By Monica Mitrovic
Overshadowed by the sci-fi thriller hit series “Stranger Things,” Netflix’s original historical musical drama, “The Get Down,” colorfully retells the origins of hip-hop in the Bronx, the harsh reality of black exploitation, corrupt politics and minority youths struggling to follow their dreams and achieve success.
“The Get Down,” created by Baz Luhrmann and Stephen Adly Guirgis, vividly recounts the rise of DJ crews and hip-hop in the golden age of disco after the 1977 blackout in New York City. During the blackout, DJ equipment was looted from electronics stores and more artists cropped up, spreading and adding to the hip-hop genre.
“‘The Get Down’ revels in what some might call delinquency, vandalism, hooliganism and noise,” according to The Washington Post.
In 1977, the South Bronx is rife with poverty, drugs and crime. The fallen ruins of old, burned-out housing complexes is reminiscent of the dying community, but the younger generation strives to make a better future for themselves. “The Get Down” follows a group of black and Latino teenagers struggling to create their own sound, while battling inner demons, gangsters, prejudice and record heat waves.
Ezekiel “Books” Figuero (Justice Smith), Shaolin Fantastic (Shameik Moore) and Mylene Cruz (Herizen Guardiola) provide unique narratives stemming from their social environments and carry different messages based on their backgrounds.
Initially, Ezekiel is the jaded, smart orphan who believes the social, political and economic systems of the country are designed against him and his ilk, but manages to find hope in Shaolin and his music. Shaolin is the street-smart kid enveloped by crime, but seeks to turn his life around with music like records on his turntables. Mylene is a preacher’s daughter, but wants to be a disco star and leave the suffocating Bronx in her past.
Each character aims to achieve the “get down” of their lives. “The ‘get down’ refers to the essential rhythm part of a record,” according to The Guardian. Get down is extracted and isolated from the unnecessary part of a record – the singing and accompanying music, placed on a repeated loop and used as a platform for masters of ceremonies, or wordsmiths as referred to in the show, to showcase their prose.

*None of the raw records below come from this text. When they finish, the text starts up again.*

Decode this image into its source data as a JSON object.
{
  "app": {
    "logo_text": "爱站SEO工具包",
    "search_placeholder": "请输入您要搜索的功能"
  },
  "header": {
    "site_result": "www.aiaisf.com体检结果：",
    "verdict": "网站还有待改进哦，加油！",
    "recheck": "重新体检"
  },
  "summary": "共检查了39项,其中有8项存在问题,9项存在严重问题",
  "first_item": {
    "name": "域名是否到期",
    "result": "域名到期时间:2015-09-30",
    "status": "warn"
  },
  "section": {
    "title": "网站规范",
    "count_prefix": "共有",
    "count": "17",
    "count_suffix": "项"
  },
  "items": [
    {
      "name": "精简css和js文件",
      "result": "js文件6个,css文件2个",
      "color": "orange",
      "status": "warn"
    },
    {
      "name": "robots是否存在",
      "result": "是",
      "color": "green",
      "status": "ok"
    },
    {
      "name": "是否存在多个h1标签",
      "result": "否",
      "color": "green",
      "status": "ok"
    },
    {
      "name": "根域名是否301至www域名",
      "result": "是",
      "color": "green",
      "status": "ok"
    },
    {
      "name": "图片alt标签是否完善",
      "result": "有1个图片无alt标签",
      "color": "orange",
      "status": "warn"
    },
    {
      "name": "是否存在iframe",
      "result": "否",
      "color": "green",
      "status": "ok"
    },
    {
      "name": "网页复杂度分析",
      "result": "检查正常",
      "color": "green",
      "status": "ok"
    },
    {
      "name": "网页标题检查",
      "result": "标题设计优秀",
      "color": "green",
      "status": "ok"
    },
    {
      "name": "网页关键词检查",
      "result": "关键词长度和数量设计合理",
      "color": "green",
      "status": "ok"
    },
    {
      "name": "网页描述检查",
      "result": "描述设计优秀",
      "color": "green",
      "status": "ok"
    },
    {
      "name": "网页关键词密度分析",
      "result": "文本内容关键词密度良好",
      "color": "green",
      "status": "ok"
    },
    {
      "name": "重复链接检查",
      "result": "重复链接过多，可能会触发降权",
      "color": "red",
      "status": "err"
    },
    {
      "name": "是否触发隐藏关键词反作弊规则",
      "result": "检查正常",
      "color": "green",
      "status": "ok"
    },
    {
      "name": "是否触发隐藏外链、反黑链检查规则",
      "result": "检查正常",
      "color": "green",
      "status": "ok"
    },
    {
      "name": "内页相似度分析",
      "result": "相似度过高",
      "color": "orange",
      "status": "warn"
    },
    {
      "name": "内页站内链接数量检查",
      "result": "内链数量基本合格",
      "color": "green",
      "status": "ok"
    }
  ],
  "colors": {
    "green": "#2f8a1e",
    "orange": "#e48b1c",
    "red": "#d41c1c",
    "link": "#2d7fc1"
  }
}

Luhrmann loops parts of real history and a fictitious story full of teenage drama and lust, according to The Guardian. The Netflix show combines real-life events, such as the New York City blackout of 1977, and figures, such as Ed Koch and Grandmaster Flash, to create the stunning, historical musical drama. Nonfiction and fiction seamlessly interact to fashion a semibelievable reality. This reality is supported by archival news footage and carried by lyrics of an older Ezekiel as he narrates the story on stage as a successful rapper in 1996.
Grandmaster Flash (Mamoudou Athie) provides guidance for the up-and-coming DJ crew as they struggle to create their own sound by giving them a hint to his quick mix theory. Joseph Sadler, the real Grandmaster Flash, is featured in the soundtrack in a song with Zayn and Teddy Pendergrass. Other big names featured on the soundtrack include Janelle Monáe, Christina Aguilera, Miguel, Leon Bridges, Marvin Gaye, The Jackson 5, Donna Summer and Stevie Wonder among others.
“It’s rare for a soundtrack to exceed the performance of the work that it’s meant to compliment,” according to Pitchfork Media Inc.
“The colors, the sounds, the vibe of the show – it’s all over the place, adhering to no fixed structure or momentum,” according to The Washington Post. Although this may be true, the unique patchwork of scenes and music creates an alluring narrative that some viewers may sympathize with and crave more of. The cinematography pops out and demands attention.
Admittedly, “The Get Down” starts slow, but the Netflix show delivers a compelling story with the intermingling of kung fu, disco, hip-hop and drama, despite the clichés found throughout the show, such as the unrequited love trope. Its all-star cast manages to shine through the messy lens of loose plot lines. The next installment of episodes has no set release date, but is expected to be released in 2017 and will explore the characters’ lives in the 1980s, according to parentherald.com.